Inept debut thriller about an evil genius out to purify the species.
To err may be human, but the Selector is not of a forgiving nature. In his view, those who err need to be eradicated—along with those unlucky enough to be physically impaired in any way. Near-sightedness will do it, so will premature baldness, walking pigeon-toed, or simply rubbing the Selector the wrong way. In point of fact, the Selector’s purification standards make Hitler’s look downright permissive, though there is a pervasive vagueness about them. “I select who lives or dies,” he arbitrarily informs one of his intended victims, giving her to understand that Selector subjectivity is all that matters. Not content with mere mass murder, the Selector is into soul-snagging as well. Precisely what this is remains equally ill-defined, except that it’s to be differentiated somehow from soul-hooking and that both are forms of advanced mind control. While the Selector doesn’t like anyone very much, he particularly despises members of the Kithkin Club, a.k.a. the Futurists. This rather bumbling but basically benign collection of seers and seeresses is ill-equipped to cope with the brilliant if megalomaniacal Selector, who can shift shapes or personas faster than you can say: Gee Wizard. Why the Selector takes so dim of a view of these wusses is also on the fuzzy-wuzzy list, which includes such items as his own derivation and the sources of his potent paranormalcy.
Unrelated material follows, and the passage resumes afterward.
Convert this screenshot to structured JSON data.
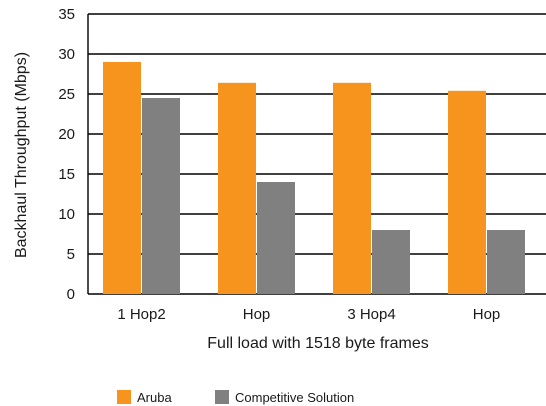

At any rate, in self-defense, a splinter group of right-thinking Futurists bands together to take on the Selector and his wicked minions. Skirmishes, chases, a pitched battle here and there, and then finally, in what amounts to a virtual-reality Gunfight at the OK Corral, the forces of pretty good confront the forces of truly rotten. Guess who prevails.
A comic-strip cast, confused plotting, clichéd prose: Running on Instinct is runaway mindlessness.